There’s something more important than that that should unite all of us, and that is our president must embody respect and adhere to the values that are at the core of this country. The most important being truth. This president is not able to do that. He is morally unfit to be president.”
 
“I – and I’m not trying to, by the way, suggest that President Trump is out breaking legs and – you know, shaking down shopkeepers. But instead, what I’m talking about is that leadership culture constantly comes back to me when I think about my experience with the Trump administration. The – the loyalty oaths, the boss as the dominant center of everything, it’s all about how do you serve the boss, what’s in the boss’s interests. It’s the family, the family, the family, the family. That’s why it reminds me so much and not, ‘So what’s the right thing for the country and what are the values of the institutions that we’re dealing with?’”
 
“It was him talking almost the entire time, which I’ve discovered is something he frequently does. And so it would be monologue in this direction, monologue in that direction, monologue in a different direction.

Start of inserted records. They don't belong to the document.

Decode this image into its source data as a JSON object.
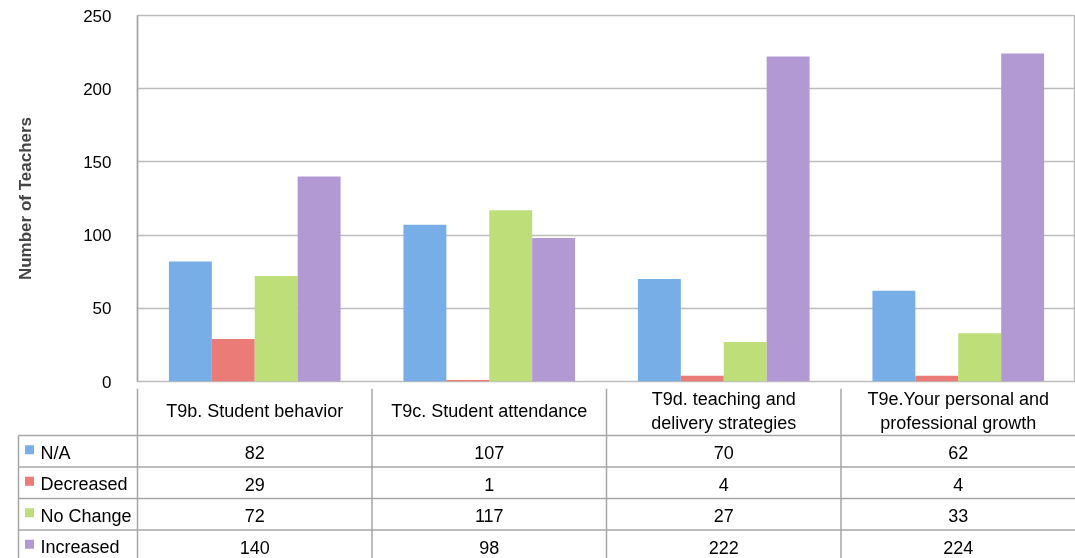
{
  "chart_data": {
    "type": "bar",
    "ylabel": "Number of Teachers",
    "categories": [
      "T9b. Student behavior",
      "T9c. Student attendance",
      "T9d. teaching and delivery strategies",
      "T9e.Your personal and professional growth"
    ],
    "series": [
      {
        "name": "N/A",
        "color": "#78aee8",
        "values": [
          82,
          107,
          70,
          62
        ]
      },
      {
        "name": "Decreased",
        "color": "#eb7b76",
        "values": [
          29,
          1,
          4,
          4
        ]
      },
      {
        "name": "No Change",
        "color": "#bede7a",
        "values": [
          72,
          117,
          27,
          33
        ]
      },
      {
        "name": "Increased",
        "color": "#b299d4",
        "values": [
          140,
          98,
          222,
          224
        ]
      }
    ],
    "ylim": [
      0,
      250
    ],
    "yticks": [
      0,
      50,
      100,
      150,
      200,
      250
    ],
    "grid": "y",
    "legend": "bottom",
    "data_labels": true
  }
}
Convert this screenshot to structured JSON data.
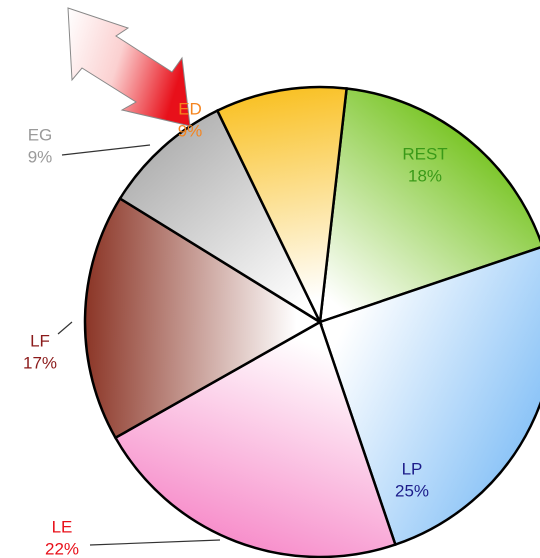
{
  "chart_data": {
    "type": "pie",
    "categories": [
      "REST",
      "LP",
      "LE",
      "LF",
      "EG",
      "ED"
    ],
    "values": [
      18,
      25,
      22,
      17,
      9,
      9
    ],
    "value_labels": [
      "18%",
      "25%",
      "22%",
      "17%",
      "9%",
      "9%"
    ],
    "colors": [
      "#7cc62a",
      "#8cc4f7",
      "#f78fcb",
      "#8b3526",
      "#b3b3b3",
      "#f9c125"
    ],
    "label_colors": [
      "#3a9a18",
      "#1c1c8a",
      "#e8101a",
      "#8b1a1a",
      "#9a9a9a",
      "#f5841e"
    ]
  }
}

And a constant series of assertions that – about the inauguration crowd, about how great my inauguration speech was, about all the free media – earned media, I think was his term, that I got during the campaign. On and on and on and on. Everyone agrees, everyone agrees, I did this, the – I never assaulted these women, I never made fun of a reporter.
And – I’m sure you’re wondering what question did I ask that would prompt those? None, zero. I didn’t ask any questions that I recall.”
 
“Speaking is really bad; concealing is catastrophic. If you conceal the fact that you have restarted the Hillary Clinton email investigation, not in some silly way but in a very, very important way that may lead to a different conclusion, what will happen to the institutions of justice when that comes out?”
 
“Because I was operating in a world where Hillary Clinton was going to beat Donald Trump. And so I’m sure that it – that it was a factor. Like I said, I don’t remember spelling it out, but it had to have been. That – that she’s going to be elected president, and if I hide this from the American people, she’ll be illegitimate the moment she’s elected, the moment this comes out.”
 
“One of the things I’ve struggled with my whole life is my ego and – and a sense that I – I have to be careful not to fall in love with my own view of things.”